Семья Джона еще не оправилась после смерти его дяди, когда Робб вызвался одним из добровольцев в сравнительных сессиях с новым экспериментальным подразделением проекта “Дредфорт”. Русе Болтон лично заверил его и остальных в том, что наблюдатели только запишут их физические, поведенческие и боевые характеристики в тестовых условиях. Робб погиб на первой же сессии. Ножевое ранение в сердце, несколько пулевых и оторванная голова. Им даже не прислали то, что осталось от тела. Только извещение о смерти, справку о захоронении и скупую сумму, означенную в страховке. Джон не был со своей теткой тогда – и не знает, хотел ли быть, – а через несколько дней ему позвонил Бран, такой неожиданно сухой и взрослый. А потом наступила Зима.
И сейчас он здесь, и он не знает, где его братья и сестры и вообще живы ли они. Но его дядя и тетка мертвы, его Робб мертв, его Игритт мертва, – рыжее на белом, рыжее на белом, окровавленный снег, а не свадебная фата, – половина тех, кого он знает, мертвы, и все, что он чувствует в темноте – это вцепившаяся в его губы острозубая слюнявая пасть Рамси Болтона. Сына Русе Болтона, из-за которого умер Робб. Рамси, чьих фото никогда не было на новостных порталах, Рамси, у которого не было страницы в соцсети, Рамси, которого Джон не помнит-не помнит-не помнит учившимся курсом старше. Джон ничего не знает об этом человеке, кроме того, что даже в институте его зовут мясником, кроме того, что он лучший поставщик Джейн Доу для армии Севера, кроме того, что у девицы, из-за имени которой Джон велел немедленно впустить Рамси и которую Мелисандра едва сумела раздеть для осмотра, не было носа, сосков и двух пальцев на ногах. Были только оставшиеся рваными следами зубов глубокие шрамы на груди и снятая полосами кожа на бедрах, животе и спине.
Джон думает, что эта девица могла бы быть Арьей. Джон боится того, что его это не пугает.
– Хах, а это ж так выходит, Джон Сноу, – вдруг горячим шепотом говорит Рамси, прекращая отвратительно лизаться и откидывая голову, – что тебе досталась половина моих поцелуев. Два из четырех, – его густые черные волосы, давно выбившиеся из-под капюшона, стелются сальными прядями вдоль щекастого лица.
– Два из четырех? – машинально спрашивает Джон.

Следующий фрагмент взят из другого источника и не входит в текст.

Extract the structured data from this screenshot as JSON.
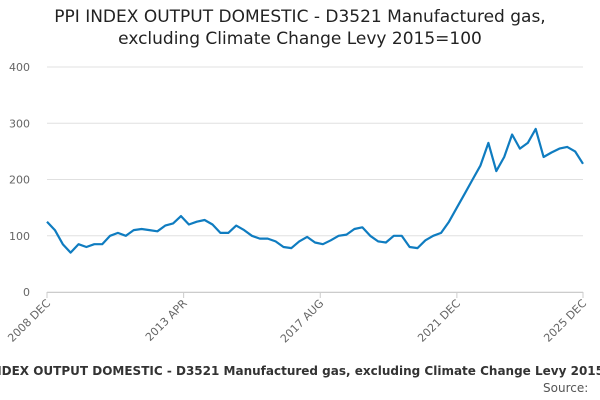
{
  "chart_data": {
    "type": "line",
    "title": "PPI INDEX OUTPUT DOMESTIC - D3521 Manufactured gas, excluding Climate Change Levy 2015=100",
    "source": "Source:",
    "x": [
      "2008 DEC",
      "2009 MAR",
      "2009 JUN",
      "2009 SEP",
      "2009 DEC",
      "2010 MAR",
      "2010 JUN",
      "2010 SEP",
      "2010 DEC",
      "2011 MAR",
      "2011 JUN",
      "2011 SEP",
      "2011 DEC",
      "2012 MAR",
      "2012 JUN",
      "2012 SEP",
      "2012 DEC",
      "2013 MAR",
      "2013 JUN",
      "2013 SEP",
      "2013 DEC",
      "2014 MAR",
      "2014 JUN",
      "2014 SEP",
      "2014 DEC",
      "2015 MAR",
      "2015 JUN",
      "2015 SEP",
      "2015 DEC",
      "2016 MAR",
      "2016 JUN",
      "2016 SEP",
      "2016 DEC",
      "2017 MAR",
      "2017 JUN",
      "2017 SEP",
      "2017 DEC",
      "2018 MAR",
      "2018 JUN",
      "2018 SEP",
      "2018 DEC",
      "2019 MAR",
      "2019 JUN",
      "2019 SEP",
      "2019 DEC",
      "2020 MAR",
      "2020 JUN",
      "2020 SEP",
      "2020 DEC",
      "2021 MAR",
      "2021 JUN",
      "2021 SEP",
      "2021 DEC",
      "2022 MAR",
      "2022 JUN",
      "2022 SEP",
      "2022 DEC",
      "2023 MAR",
      "2023 JUN",
      "2023 SEP",
      "2023 DEC",
      "2024 MAR",
      "2024 JUN",
      "2024 SEP",
      "2024 DEC",
      "2025 MAR",
      "2025 JUN",
      "2025 SEP",
      "2025 DEC"
    ],
    "series": [
      {
        "name": "PPI INDEX OUTPUT DOMESTIC - D3521 Manufactured gas, excluding Climate Change Levy 2015=100",
        "color": "#0f7cc0",
        "values": [
          125,
          110,
          85,
          70,
          85,
          80,
          85,
          85,
          100,
          105,
          100,
          110,
          112,
          110,
          108,
          118,
          122,
          135,
          120,
          125,
          128,
          120,
          105,
          105,
          118,
          110,
          100,
          95,
          95,
          90,
          80,
          78,
          90,
          98,
          88,
          85,
          92,
          100,
          102,
          112,
          115,
          100,
          90,
          88,
          100,
          100,
          80,
          78,
          92,
          100,
          105,
          125,
          150,
          175,
          200,
          225,
          265,
          215,
          240,
          280,
          255,
          265,
          290,
          240,
          248,
          255,
          258,
          250,
          228
        ]
      }
    ],
    "xlim": [
      "2008 DEC",
      "2025 DEC"
    ],
    "xticks": [
      "2008 DEC",
      "2013 APR",
      "2017 AUG",
      "2021 DEC",
      "2025 DEC"
    ],
    "ylim": [
      0,
      400
    ],
    "yticks": [
      0,
      100,
      200,
      300,
      400
    ],
    "grid": true
  }
}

Его губы мокрые от слюны Рамси, а во рту неожиданно сухо.
– Ага, – Рамси кивает в темноте. – Первый был где-то за месяц до Зимы, что ли. И я наверняка еще отсосно это делаю.
– Если честно, – так же машинально, не задумываясь, кивает Джон.
Он понимает, что солгал, когда Рамси снова наклоняется к нему, сочно прикасаясь своим мягким ртом и тягуче посасывая нижнюю губу. Бросает, оставляет слюнявые поцелуи по щеке и по-хозяйски вгрызается в шею, оттянув спущенную на манер шарфа балаклаву. Он целуется не так, как Джон мог ожидать, – жестко, неумело и по-мужицки, но точно не отсосно.
“Почему мне даже в голову не пришло, что он еще может быть девственником?” – неожиданно думает Джон.
Он знает ответ на этот вопрос.
– И не девственник тоже, – Рамси глухо говорит ему куда-то в шею, – не девственник и не пидор. Просто это пиздец как сложно, Джон Сноу.
– Понял, – соглашается Джон. – Хочешь рассказать об этом?
– Нет, – отрезает Рамси, больно царапая зубами шелушащуюся кожу у Джона на шее.
Джон шумно выдыхает. Набирает воздух носом, обдумывая все. И запускает всю пятерню под капюшон Рамси, в его сальные волосы. Рамси останавливается, поднимает голову, по-зверьи глядя исподлобья, и Джона беспокоят странные чувства, но он тянет к себе, находит пересохшим ртом мокрые, толстые губы и целует в них, цепляясь обгрызенными ногтями за длинные, спутавшиеся пряди. Джон ничего не понимает, думает Рамси, инстинктивно отвечая на поцелуй, и очень странным ощущением проходится по шее осознание: он тоже пытается снять боль. Рамси не знает, с чего вдруг, и считает, что это глупо.